‘Monumental Reckoning’ Opens in Golden Gate Park
Art installation honoring Black lives arrives for Juneteenth, will stay in Music Concourse for two years
San Francisco, CA — In commemoration of San Francisco’s Juneteenth holiday, Mayor London N. Breed today unveiled Monumental Reckoning, a two-year art installation in Golden Gate Park honoring Black history and lives.
The piece, by Bay Area artist Dana King, consists of 350 black sculptural figures standing 4 feet high in the park’s Music Concourse. Representing the 350 souls kidnapped from Africa and forced onto the slave ship San Juan Bautista in 1619, they surround the empty pedestal where a statue of Francis Scott Key once stood. Protestors toppled the statue on Juneteenth of 2020. Key, who wrote the lyrics to the Star-Spangled Banner, was a slave owner and abolition opponent.
A procession led by Black women preceded the art opening as members of the Glide Ensemble sang “Lift Every Voice and Sing.” Civil rights champion James Weldon Johnson’s hymn is often referred to as the Black National Anthem.
The ceremony comes one day after Joe Biden signed a resolution establishing June 19 as Juneteenth National Independence Day, a U.S. holiday commemorating the end of slavery in the United States.
“Juneteenth is a recognition of our culture and accomplishments, but it’s also a solemn reminder of the bonds of slavery and the struggle for equality that continues today,” said Mayor Breed. “Monumental Reckoning honors that painful history while celebrating our resilience and our future. It is civic art that allows the public to think, feel and explore in a place that belongs to all of us.”
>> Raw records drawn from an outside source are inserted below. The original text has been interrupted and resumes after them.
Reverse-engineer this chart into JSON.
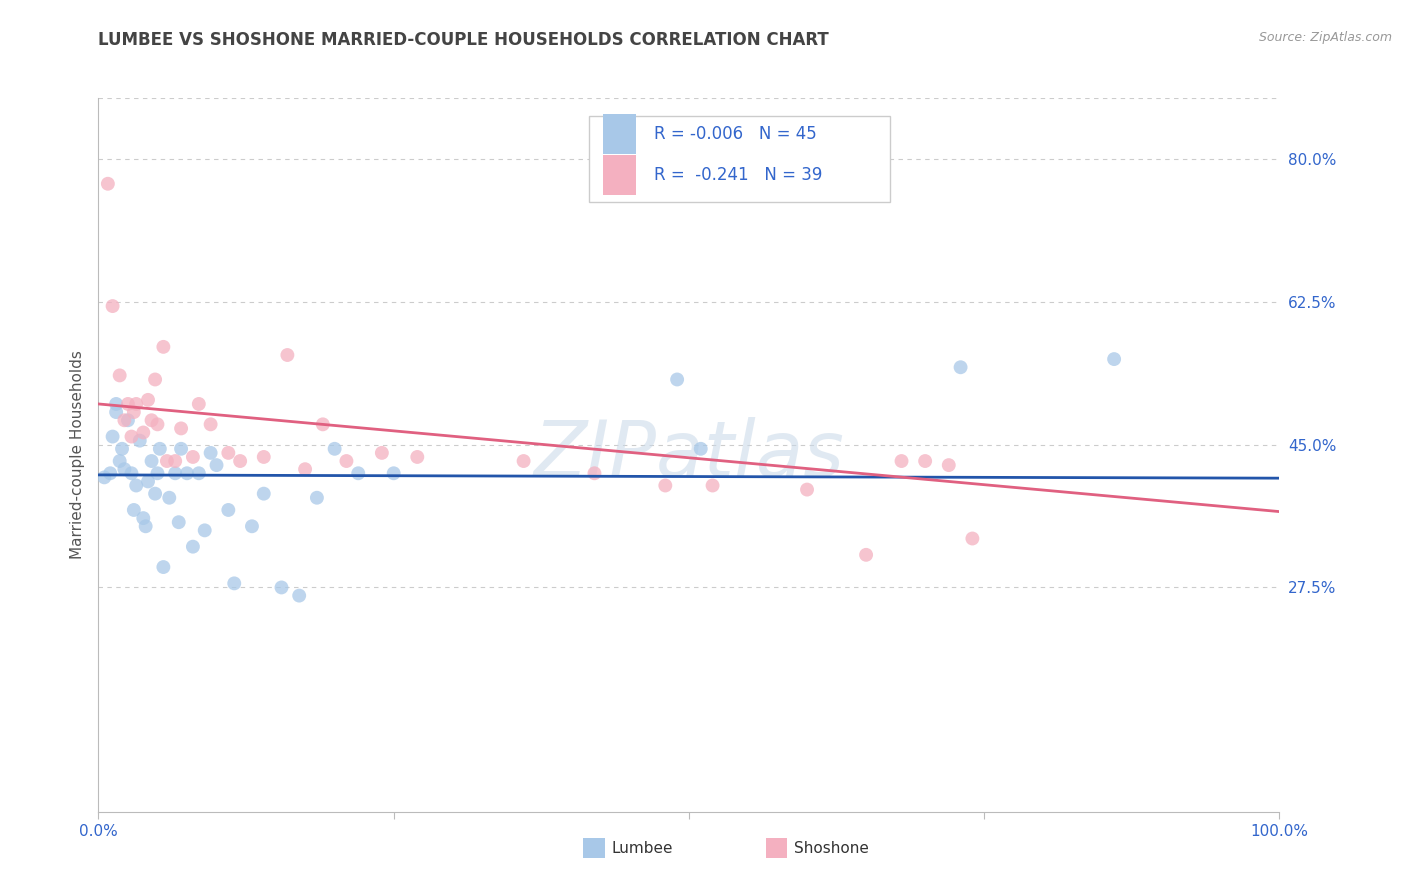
{
  "title": "LUMBEE VS SHOSHONE MARRIED-COUPLE HOUSEHOLDS CORRELATION CHART",
  "source": "Source: ZipAtlas.com",
  "ylabel": "Married-couple Households",
  "watermark": "ZIPatlas",
  "legend_blue_R": "-0.006",
  "legend_blue_N": "45",
  "legend_pink_R": "-0.241",
  "legend_pink_N": "39",
  "legend_blue_label": "Lumbee",
  "legend_pink_label": "Shoshone",
  "xlim": [
    0.0,
    1.0
  ],
  "ylim": [
    0.0,
    0.875
  ],
  "ytick_vals": [
    0.275,
    0.45,
    0.625,
    0.8
  ],
  "ytick_labels": [
    "27.5%",
    "45.0%",
    "62.5%",
    "80.0%"
  ],
  "blue_color": "#a8c8e8",
  "pink_color": "#f4b0c0",
  "blue_line_color": "#2255aa",
  "pink_line_color": "#e06080",
  "grid_color": "#cccccc",
  "background_color": "#ffffff",
  "title_color": "#444444",
  "lumbee_x": [
    0.005,
    0.01,
    0.012,
    0.015,
    0.015,
    0.018,
    0.02,
    0.022,
    0.025,
    0.028,
    0.03,
    0.032,
    0.035,
    0.038,
    0.04,
    0.042,
    0.045,
    0.048,
    0.05,
    0.052,
    0.055,
    0.06,
    0.065,
    0.068,
    0.07,
    0.075,
    0.08,
    0.085,
    0.09,
    0.095,
    0.1,
    0.11,
    0.115,
    0.13,
    0.14,
    0.155,
    0.17,
    0.185,
    0.2,
    0.22,
    0.25,
    0.49,
    0.51,
    0.73,
    0.86
  ],
  "lumbee_y": [
    0.41,
    0.415,
    0.46,
    0.49,
    0.5,
    0.43,
    0.445,
    0.42,
    0.48,
    0.415,
    0.37,
    0.4,
    0.455,
    0.36,
    0.35,
    0.405,
    0.43,
    0.39,
    0.415,
    0.445,
    0.3,
    0.385,
    0.415,
    0.355,
    0.445,
    0.415,
    0.325,
    0.415,
    0.345,
    0.44,
    0.425,
    0.37,
    0.28,
    0.35,
    0.39,
    0.275,
    0.265,
    0.385,
    0.445,
    0.415,
    0.415,
    0.53,
    0.445,
    0.545,
    0.555
  ],
  "shoshone_x": [
    0.008,
    0.012,
    0.018,
    0.022,
    0.025,
    0.028,
    0.03,
    0.032,
    0.038,
    0.042,
    0.045,
    0.048,
    0.05,
    0.055,
    0.058,
    0.065,
    0.07,
    0.08,
    0.085,
    0.095,
    0.11,
    0.12,
    0.14,
    0.16,
    0.175,
    0.19,
    0.21,
    0.24,
    0.27,
    0.36,
    0.42,
    0.48,
    0.52,
    0.6,
    0.65,
    0.68,
    0.7,
    0.72,
    0.74
  ],
  "shoshone_y": [
    0.77,
    0.62,
    0.535,
    0.48,
    0.5,
    0.46,
    0.49,
    0.5,
    0.465,
    0.505,
    0.48,
    0.53,
    0.475,
    0.57,
    0.43,
    0.43,
    0.47,
    0.435,
    0.5,
    0.475,
    0.44,
    0.43,
    0.435,
    0.56,
    0.42,
    0.475,
    0.43,
    0.44,
    0.435,
    0.43,
    0.415,
    0.4,
    0.4,
    0.395,
    0.315,
    0.43,
    0.43,
    0.425,
    0.335
  ],
  "blue_trend_x": [
    0.0,
    1.0
  ],
  "blue_trend_y": [
    0.413,
    0.409
  ],
  "pink_trend_x": [
    0.0,
    1.0
  ],
  "pink_trend_y": [
    0.5,
    0.368
  ],
  "marker_size": 100
}
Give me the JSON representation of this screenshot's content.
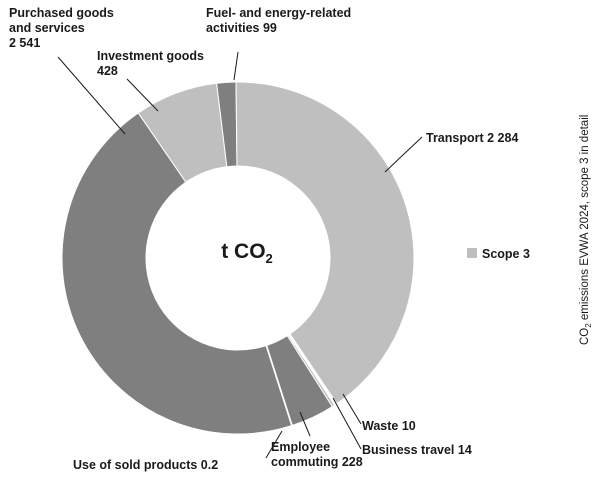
{
  "chart_data": {
    "type": "pie",
    "style": "donut",
    "center_label": {
      "text": "t CO",
      "sub": "2"
    },
    "title": {
      "prefix": "CO",
      "sub": "2",
      "rest": " emissions EVWA 2024, scope 3 in detail"
    },
    "legend": {
      "label": "Scope 3",
      "position": "right"
    },
    "slices": [
      {
        "name": "Fuel- and energy-related activities",
        "lines": [
          "Fuel- and energy-related",
          "activities  99"
        ],
        "value": 99,
        "color": "#7f7f7f"
      },
      {
        "name": "Transport",
        "lines": [
          "Transport   2 284"
        ],
        "value": 2284,
        "color": "#bfbfbf"
      },
      {
        "name": "Waste",
        "lines": [
          "Waste  10"
        ],
        "value": 10,
        "color": "#7f7f7f"
      },
      {
        "name": "Business travel",
        "lines": [
          "Business travel  14"
        ],
        "value": 14,
        "color": "#bfbfbf"
      },
      {
        "name": "Employee commuting",
        "lines": [
          "Employee",
          "commuting  228"
        ],
        "value": 228,
        "color": "#7f7f7f"
      },
      {
        "name": "Use of sold products",
        "lines": [
          "Use of sold products 0.2"
        ],
        "value": 0.2,
        "color": "#bfbfbf"
      },
      {
        "name": "Purchased goods and services",
        "lines": [
          "Purchased goods",
          "and services",
          "2 541"
        ],
        "value": 2541,
        "color": "#7f7f7f"
      },
      {
        "name": "Investment goods",
        "lines": [
          "Investment goods",
          "428"
        ],
        "value": 428,
        "color": "#bfbfbf"
      }
    ]
  }
}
“I want Monumental Reckoning to be a space where people come to commune with the ancestors—to laugh, cry, sing, dance and recite poetry. More importantly, I pray that people will speak to others who don’t look like them, sharing stories that lead to deeper understanding and connection, making choices that lead us all to freedom,” King said.
“Despite what outdated history books have stated, the United States of America actually began in 1619 when a group of enslaved Africans arrived in Jamestown, Virginia. That was the beginning of building a white supremacist nation,” stated Director of Cultural Affairs Ralph Remington. “Since that time all people of African ancestry have struggled to breathe free in a country that wasn't designed for them, but instead used them as mules to build its immense wealth. Stolen people on stolen lands. I am gobsmacked that amidst all of the pain suffered by Black people over centuries, that this country still practices pernicious and malicious indifference regarding our collective struggle. Dana King's 350 sculptures confront us with references to the individual souls—our ancestors—who were stolen from Africa 400 years ago. It is a clarion call.”
“Black history is central to understanding American history, yet for far too long it was diminished or inaccurately portrayed. Hosting this extraordinary art installation in Golden Gate Park amplifies the African American experience, allowing millions of visitors from across the world to reflect on the legacy of slavery, the incredible contributions of Black Americans, and the power of art in our public spaces,” said San Francisco Recreation and Park Department General Manager Phil Ginsburg.
Monumental Reckoning will run until June 20, 2023. A proposed companion piece by Illuminate the Arts, the words “Lift Every Voice” shining from atop the Spreckels Temple of Music, will go before the Historic Preservation Commission for approval July 21.